Gen Z dan dalam bahasa sehari-hari dikenal sebagai Zoomers, ialah orang-orang yang lahir pada tahun 1997 hingga 2012. Sebagian besar Generasi Z adalah anak-anak dari Generasi X atau Milenial yang lebih tua. Generasi Z lahir pada awal Abad ke-21, dan menjadi generasi pertama yang tumbuh dengan akses Internet dan teknologi digital sejak usia muda.
Dalam kutipan wilkipedia Generasi Z, sering disingkat menjadiPada beberapa tahun ini ada gejala sosial yang menimpa Gen Z ini, salah satunya Pengangguran. Fenomena pengangguran yang menyelimuti Gen Z menjadi sebuah headline besar di media atau di berbagai paltform media sosial Republik ini dan tak hanya menjadi pemberitaan hangat semata tanggapan masyarakat media sosial atau nitizen, pegiat sosial, ahli sosial dan Pejabat republik baik dikanal Youtobe dan Media Televisi cukup tajam terhadap masalah fenomena sosial ini yaitu pengangguran oleh Gen Z.

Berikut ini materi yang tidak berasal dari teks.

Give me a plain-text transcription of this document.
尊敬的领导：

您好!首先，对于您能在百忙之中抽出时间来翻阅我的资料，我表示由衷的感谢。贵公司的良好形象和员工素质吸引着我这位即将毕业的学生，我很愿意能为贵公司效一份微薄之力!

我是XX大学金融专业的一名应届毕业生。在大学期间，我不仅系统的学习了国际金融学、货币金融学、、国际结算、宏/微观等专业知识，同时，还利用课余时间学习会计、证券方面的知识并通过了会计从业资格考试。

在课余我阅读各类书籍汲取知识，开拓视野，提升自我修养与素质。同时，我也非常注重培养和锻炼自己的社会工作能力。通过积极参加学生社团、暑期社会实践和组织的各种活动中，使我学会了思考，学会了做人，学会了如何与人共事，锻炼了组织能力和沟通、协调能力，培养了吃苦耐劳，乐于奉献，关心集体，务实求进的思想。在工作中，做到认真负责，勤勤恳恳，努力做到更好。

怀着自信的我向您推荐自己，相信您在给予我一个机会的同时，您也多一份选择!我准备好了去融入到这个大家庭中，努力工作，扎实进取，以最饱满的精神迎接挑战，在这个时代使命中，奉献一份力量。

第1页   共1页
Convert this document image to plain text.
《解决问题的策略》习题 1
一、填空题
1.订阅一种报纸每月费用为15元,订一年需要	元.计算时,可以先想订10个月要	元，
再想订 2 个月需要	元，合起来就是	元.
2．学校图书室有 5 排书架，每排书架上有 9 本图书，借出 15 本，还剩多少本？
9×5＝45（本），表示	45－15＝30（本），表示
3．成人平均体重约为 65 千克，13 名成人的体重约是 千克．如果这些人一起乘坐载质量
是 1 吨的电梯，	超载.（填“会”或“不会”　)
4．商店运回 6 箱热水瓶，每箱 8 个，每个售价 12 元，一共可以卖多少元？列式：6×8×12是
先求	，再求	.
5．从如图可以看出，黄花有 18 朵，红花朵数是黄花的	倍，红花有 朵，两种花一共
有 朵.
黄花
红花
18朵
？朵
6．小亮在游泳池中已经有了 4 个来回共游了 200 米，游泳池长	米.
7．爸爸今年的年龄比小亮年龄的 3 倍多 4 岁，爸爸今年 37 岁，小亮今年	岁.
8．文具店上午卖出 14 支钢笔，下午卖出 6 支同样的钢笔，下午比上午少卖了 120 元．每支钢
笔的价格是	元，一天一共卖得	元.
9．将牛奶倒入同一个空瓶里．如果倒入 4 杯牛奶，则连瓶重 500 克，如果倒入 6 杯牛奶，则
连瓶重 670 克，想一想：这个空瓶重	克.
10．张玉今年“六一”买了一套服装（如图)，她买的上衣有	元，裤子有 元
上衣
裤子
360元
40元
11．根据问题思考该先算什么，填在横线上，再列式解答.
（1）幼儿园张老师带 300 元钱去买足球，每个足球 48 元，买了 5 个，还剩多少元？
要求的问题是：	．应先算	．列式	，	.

Kenapa ini menjadi topik atau headline yang hangat pada data BPS bahwa periode 2020-2030 Indonesia mengalami bonus demografi, dan puncaknya pada 2030-2040 usia produktif menyentuh 70% dari populasi jumlah penduduk kemudian Dikutip dari White Paper Vocational Education Policy Vol.1 No 4 (2019), pada halaman artikel Arie Wibowo Khurniawan dan Gustriza Erda, disebutkan bahwa Indonesia diprediksi akan mengalami era bonus demografi pada tahun 2030- 2040.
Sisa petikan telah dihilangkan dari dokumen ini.